In the fall, the Centers for Disease Control and Prevention issued an alarming report detailing the growing threat of antibiotic-resistant infections. Although most infections arise in hospitals and nursing homes, officials underscored the massive use of antibiotics in animals as a looming concern.

“Resistant bacteria can contaminate the foods that come from those animals, and people who consume these foods can develop antibiotic-resistant infections,” the CDC’s report stated. “The use of antibiotics for promoting growth is not necessary, and the practice should be phased out.”

The FDA seems to agree. In 1977, the agency said it planned to withdraw approval for some animal antibiotics, especially those used for nonmedical reasons. But for decades, the agency took no action, even as the NRDC sued in recent years trying to force it to follow through.

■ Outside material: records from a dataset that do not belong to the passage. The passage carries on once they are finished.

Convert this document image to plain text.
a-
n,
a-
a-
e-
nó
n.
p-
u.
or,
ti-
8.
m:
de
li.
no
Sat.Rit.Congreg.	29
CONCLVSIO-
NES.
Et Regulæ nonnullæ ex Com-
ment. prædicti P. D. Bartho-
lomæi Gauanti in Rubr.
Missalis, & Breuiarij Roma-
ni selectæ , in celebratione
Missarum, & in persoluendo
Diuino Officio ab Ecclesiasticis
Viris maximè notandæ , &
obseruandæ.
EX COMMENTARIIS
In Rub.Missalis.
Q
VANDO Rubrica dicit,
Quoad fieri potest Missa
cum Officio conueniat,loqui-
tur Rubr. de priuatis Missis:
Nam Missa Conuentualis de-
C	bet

In December, the FDA took long-awaited steps aimed at scaling back the use of antibiotics in livestock. The agency asked animal drug manufacturers to alter their labels so that farmers would no longer be allowed to use antibiotics merely to promote growth. It also wants farmers to get approval from a veterinarian before administering the drugs to livestock.

The move drew mixed reaction.

Representatives of the agricultural industry largely welcomed the changes, saying it would lead to meaningful changes for how antibiotics are used on the farm. Consumer advocates and some public health officials were less than impressed, especially because the FDA’s recommendations are voluntary. Kar, the NRDC attorney, called it a “hollow gesture.” Rep. Louise Slaughter, D-N.Y., who repeatedly has sought legislation to rein in the use of antibiotics in animals, said the FDA action fell “woefully short” of what was needed.